Romick picked up several high yield corporate bonds in 2009, which buoyed the company, but had the bond issuers rallying. Since then he has decreased his stake in that area, but continues to dabble with distressed mortgage bonds. According to FPA Crescent’s annual report, Romick is no longer “trolling obscure waters” in search of valuable investments, but rather focusing his energy on finding blue chip opportunities with a substantial global impression.
An example of this is the company’s recent investment in Anheuser-Busch, the largest beer producer in the world with stakes in large international beer markets such as the U.K. and Brazil.
Steve Romick’s style of investing has been described as a perfect balance between opportunism and extreme caution. He sits on the company’s cash assets during tough times, waiting for just the right opportunity. Romick is famous for recognizing a good deal. He is a bargain hunter that thrives on finding the diamond in the rough, but he also likes to maintain good stake in steady earners – established companies like Kraft and Wal-Mart.
Unlike most allocation funds that like to keep their portfolio’s fairly static, Romick likes to remain flexible and invest in good prospects in various forms of assets. This wide diversity shelters the fund from much of the stock market’s volatility, although fluctuations may still affect performance from time to time.
FPA Crescent Fund’s portfolio positioning in the first quarter looks like this:
- 64.29 percent long common stock
- – 3.4 percent in short common stock
- 2.88 percent total corporate bonds
- 0.7 percent limited partnerships
- 0.12 percent derivatives and futures
- 0.2 percent preferred stock and convertible bonds
- 1.6 percent securities backed by mortgages
- – 0.8 percent short bonds and notes
- 9 percent U.S. agency and government securities
- 24.63 percent in cash and liquid assets
In 2011, the Crescent Fund saw returns of approximately 5 percent. In the past years, the company has had cumulative gains of 25.6 percent.
During the first quarter of 2012 (which were just released in a 13-F filling), Romick added to the portfolio with 955,000 shares of WellPoint, Inc. (NYSE:WLP) at $63 per share and three additional stock investments – Interpublic Group of Companies, Inc. (NYSE:IPG), Google Inc (NASDAQ:GOOG) and Bank of America Corp (NYSE:BAC).
Google Inc (NASDAQ:GOOG) was Romick’s largest new purchase. He bought 105,200 shares of the internet giant for an average cost of $577 per share.
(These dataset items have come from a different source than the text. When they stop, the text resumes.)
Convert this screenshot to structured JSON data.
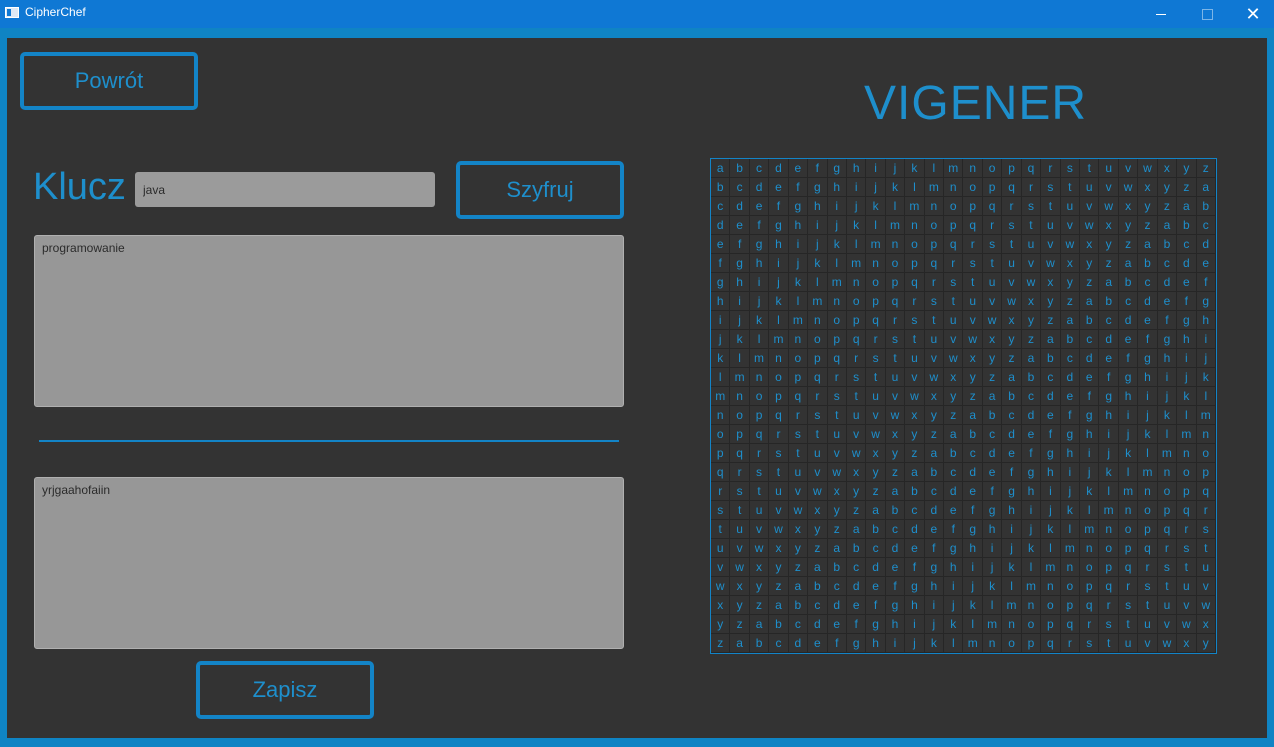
{
  "window": {
    "title": "CipherChef",
    "minimize_glyph": "",
    "close_glyph": "✕"
  },
  "buttons": {
    "back": "Powrót",
    "encrypt": "Szyfruj",
    "save": "Zapisz"
  },
  "key": {
    "label": "Klucz",
    "value": "java"
  },
  "input_text": "programowanie",
  "output_text": "yrjgaahofaiin",
  "vigenere": {
    "title": "VIGENER",
    "alphabet": "abcdefghijklmnopqrstuvwxyz"
  },
  "colors": {
    "accent": "#1384c7",
    "background": "#333333",
    "titlebar": "#0f78d4"
  }
}
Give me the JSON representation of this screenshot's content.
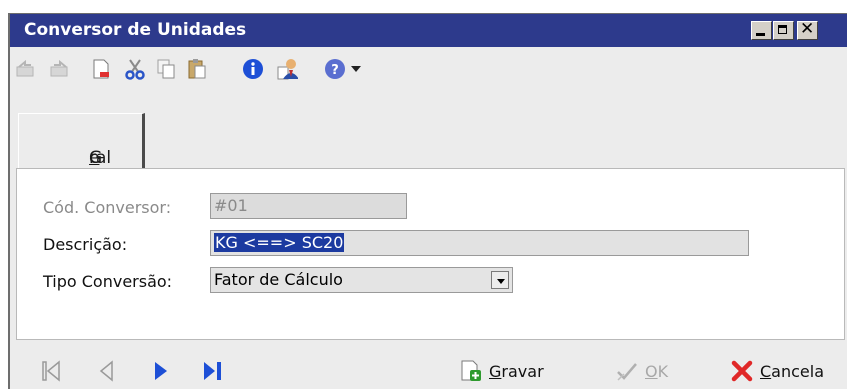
{
  "window": {
    "title": "Conversor de Unidades",
    "controls": {
      "minimize": "minimize",
      "maximize": "maximize",
      "close": "close"
    }
  },
  "toolbar": {
    "items": [
      {
        "icon": "undo-icon",
        "enabled": false
      },
      {
        "icon": "redo-icon",
        "enabled": false
      },
      {
        "icon": "new-document-icon",
        "enabled": true
      },
      {
        "icon": "cut-icon",
        "enabled": true
      },
      {
        "icon": "copy-icon",
        "enabled": true
      },
      {
        "icon": "paste-icon",
        "enabled": true
      },
      {
        "icon": "info-icon",
        "enabled": true
      },
      {
        "icon": "user-document-icon",
        "enabled": true
      },
      {
        "icon": "help-icon",
        "enabled": true
      }
    ]
  },
  "tabs": [
    {
      "label_pre": "G",
      "label_u": "e",
      "label_post": "ral",
      "selected": true
    }
  ],
  "form": {
    "codigo": {
      "label": "Cód. Conversor:",
      "value": "#01",
      "readonly": true
    },
    "descricao": {
      "label": "Descrição:",
      "value": "KG <==> SC20",
      "selected": true
    },
    "tipo": {
      "label": "Tipo Conversão:",
      "value": "Fator de Cálculo"
    }
  },
  "footer": {
    "nav": [
      "first-record-icon",
      "previous-record-icon",
      "next-record-icon",
      "last-record-icon"
    ],
    "gravar": {
      "u": "G",
      "rest": "ravar"
    },
    "ok": {
      "u": "O",
      "rest": "K",
      "enabled": false
    },
    "cancela": {
      "u": "C",
      "rest": "ancela"
    }
  },
  "colors": {
    "titlebar": "#2d3a8c",
    "selection": "#1c3aa0",
    "nav_active": "#1d4fd6",
    "nav_disabled": "#a0a0a0"
  }
}
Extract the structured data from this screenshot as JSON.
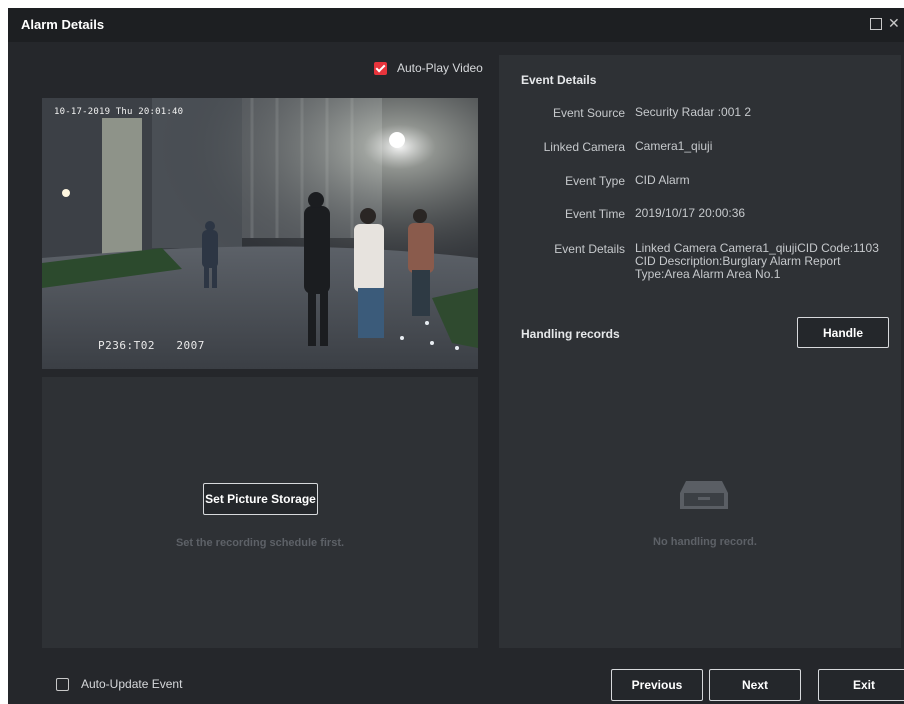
{
  "window": {
    "title": "Alarm Details"
  },
  "video": {
    "autoplay_label": "Auto-Play Video",
    "autoplay_checked": true,
    "timestamp": "10-17-2019 Thu 20:01:40",
    "overlay_code": "P236:T02   2007"
  },
  "picture": {
    "button_label": "Set Picture Storage",
    "hint": "Set the recording schedule first."
  },
  "details": {
    "title": "Event Details",
    "fields": [
      {
        "label": "Event Source",
        "value": "Security Radar :001 2"
      },
      {
        "label": "Linked Camera",
        "value": "Camera1_qiuji"
      },
      {
        "label": "Event Type",
        "value": "CID Alarm"
      },
      {
        "label": "Event Time",
        "value": "2019/10/17 20:00:36"
      },
      {
        "label": "Event Details",
        "value": "Linked Camera Camera1_qiujiCID Code:1103 CID Description:Burglary Alarm Report Type:Area Alarm Area No.1"
      }
    ],
    "handling_title": "Handling records",
    "handle_button": "Handle",
    "empty_text": "No handling record."
  },
  "footer": {
    "auto_update_label": "Auto-Update Event",
    "auto_update_checked": false,
    "previous_button": "Previous",
    "next_button": "Next",
    "exit_button": "Exit"
  },
  "colors": {
    "accent": "#e8343c",
    "background": "#25272b",
    "panel": "#2e3135"
  }
}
This investment now makes up 1.3 percent of the company’s portfolio. The 2,940,000 shares he bought of Bank of America Corp (NYSE:BAC) for an average cost of $7.34 each, makes up 0.54 percent.
The largest holding in the FPA Crescent Fund portfolio is ENSCO PLC (NYSE:ESV).
ENSCO PLC (NYSE:ESV) provides offshore contract drilling services to the international gas and oil industry. It has a market cap of $8.19 billion. Shares of the company are traded around the $57.46 mark with a P/E ratio of 15.1 and a P/S ratio of 4.7. Dividends in the company yield an average of 1.8 percent. ENSCO PLC (NYSE:ESV) has seen an annual growth in earnings averaging 23.9 percent over the past ten years.